NEW DELHI – With India’s telecom sector investing heavily in green-energy solutions, Panasonic’s local unit has cashed in on the growing demand, generating over $100 million in sales in the last three years supplying lithium-ion battery-based solutions.
The telecommunications sector has become the major growth driver for Panasonic’s energy storage drive launched in 2013 in the South Asian country, top company officials said.
“We have been offering lithium-ion battery-based energy solutions in India for the last three years, and have already accumulated over $100 million in revenue from the telecom vertical alone in the country,” said Manish Sharma, president and chief executive officer of Panasonic India.
The demand for lithium-ion battery-based systems comes mainly from the push by Indian telecom service operators for environmentally friendly and sustainable solutions to power telecom towers and other services in the country, according to experts.
For example, Bharti Airtel, the nation’s leading telecom services provider, has announced that more than 40,000 of its towers are now operating on battery-hybrid, lithium-ion and solar-hybrid technologies, and that it aims to increase the use of renewable energy by 2020.
According to an industry regulator’s report, Indus Towers, the country’s largest telecom tower company, has committed to investing over 5 billion rupees ($77 million) in green initiatives.
As of last December, the company was managing about 123,000 towers in India, out of which around 60,000 were diesel-free and about 1,000 sites were running on solar energy. The report notes that out of the 450,000 towers in the country, only 90,000 are diesel-free sites.
Panasonic India says it is betting big on the energy storage business in the country with demand likely to grow on the back of policy initiatives launched by the government to promote the use of renewable energy and demand from other industrial segments seeking energy-efficient solutions.
“India has set an ambitious target for renewable energy generation in the country, which will require energy storage systems to tackle the challenges of renewable energy, including inconsistent supply.
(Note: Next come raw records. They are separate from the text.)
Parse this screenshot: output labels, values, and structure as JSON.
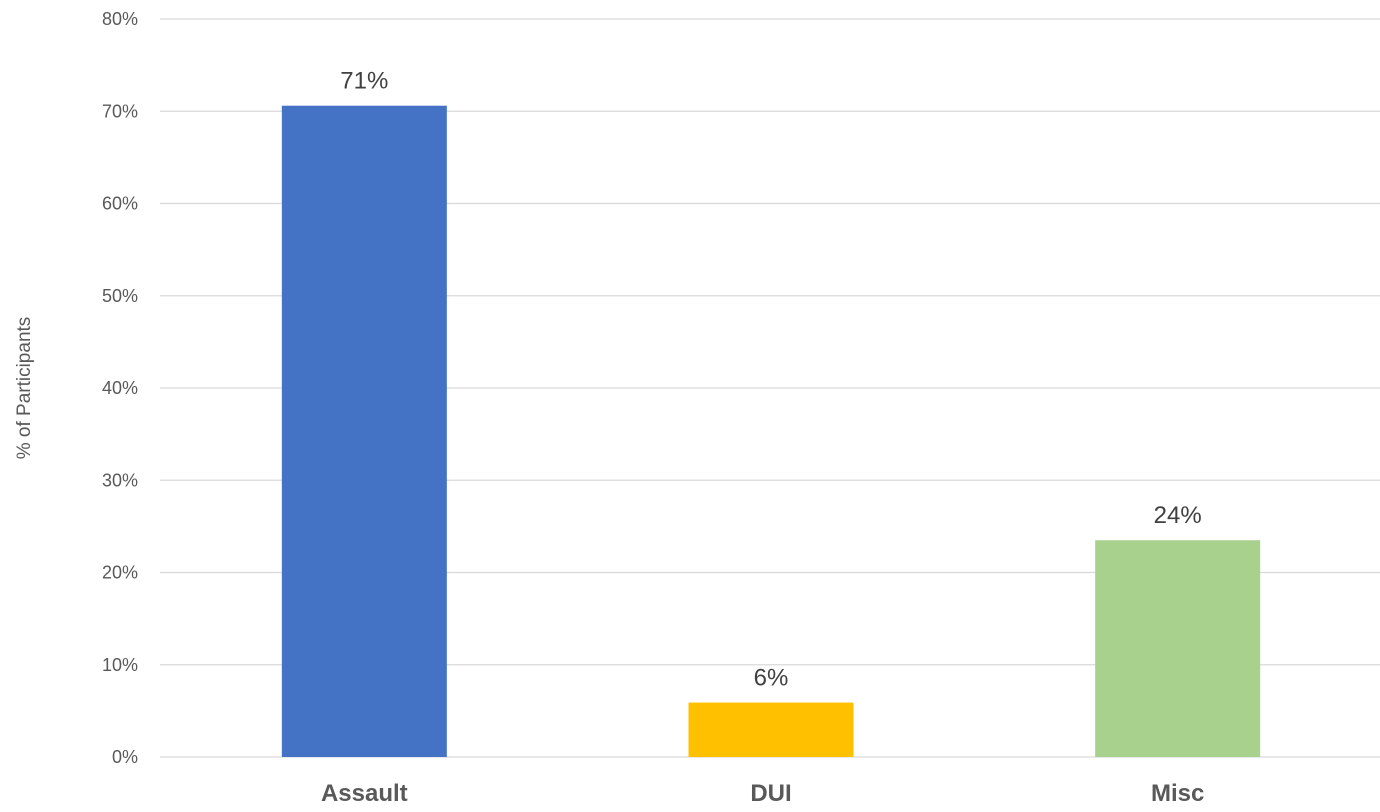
{
  "chart_data": {
    "type": "bar",
    "title": "",
    "xlabel": "",
    "ylabel": "% of Participants",
    "ylim": [
      0,
      80
    ],
    "yticks": [
      0,
      10,
      20,
      30,
      40,
      50,
      60,
      70,
      80
    ],
    "ytick_labels": [
      "0%",
      "10%",
      "20%",
      "30%",
      "40%",
      "50%",
      "60%",
      "70%",
      "80%"
    ],
    "categories": [
      "Assault",
      "DUI",
      "Misc"
    ],
    "values": [
      70.6,
      5.9,
      23.5
    ],
    "data_labels": [
      "71%",
      "6%",
      "24%"
    ],
    "colors": [
      "#4472c4",
      "#ffc000",
      "#a9d18e"
    ],
    "grid": true,
    "legend": "none"
  }
}
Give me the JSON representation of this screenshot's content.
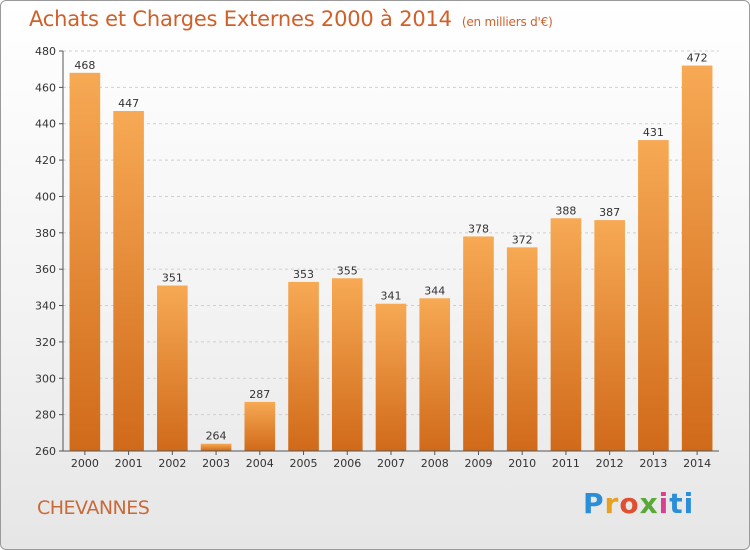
{
  "header": {
    "title": "Achats et Charges Externes 2000 à 2014",
    "subtitle": "(en milliers d'€)"
  },
  "footer": {
    "city": "CHEVANNES",
    "logo": [
      "P",
      "r",
      "o",
      "x",
      "i",
      "ti"
    ]
  },
  "chart_data": {
    "type": "bar",
    "title": "Achats et Charges Externes 2000 à 2014",
    "subtitle": "(en milliers d'€)",
    "categories": [
      "2000",
      "2001",
      "2002",
      "2003",
      "2004",
      "2005",
      "2006",
      "2007",
      "2008",
      "2009",
      "2010",
      "2011",
      "2012",
      "2013",
      "2014"
    ],
    "values": [
      468,
      447,
      351,
      264,
      287,
      353,
      355,
      341,
      344,
      378,
      372,
      388,
      387,
      431,
      472
    ],
    "xlabel": "",
    "ylabel": "",
    "ylim": [
      260,
      480
    ],
    "yticks": [
      260,
      280,
      300,
      320,
      340,
      360,
      380,
      400,
      420,
      440,
      460,
      480
    ],
    "grid": true,
    "legend": "none",
    "colors": {
      "bar_light": "#f7a954",
      "bar_dark": "#d06a1a",
      "title": "#d0602a"
    }
  }
}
Also, the demand for energy storage solutions is coming from the banking, green buildings and industrial segments in the country,” Sharma said.
India has set a renewable power capacity target of 175 gigawatts by the end of 2022, up from the current 46.33 gigawatts.
Seeking to gain traction in the energy storage market, Panasonic and power firm AES India jointly announced last year an agreement to construct a 10-megawatt energy storage project in India to tap the sector’s growing potential.
According to research firm TechSci Research, the market for lithium-ion batteries in India is projected to grow at a compounded annual growth rate of over 32 percent from 2016 to 2021, thanks to increasing penetration of consumer electronics products such as smartphones, tablet PCs and laptops, expansion of telecommunications networks, and growing demand for electric and hybrid vehicles.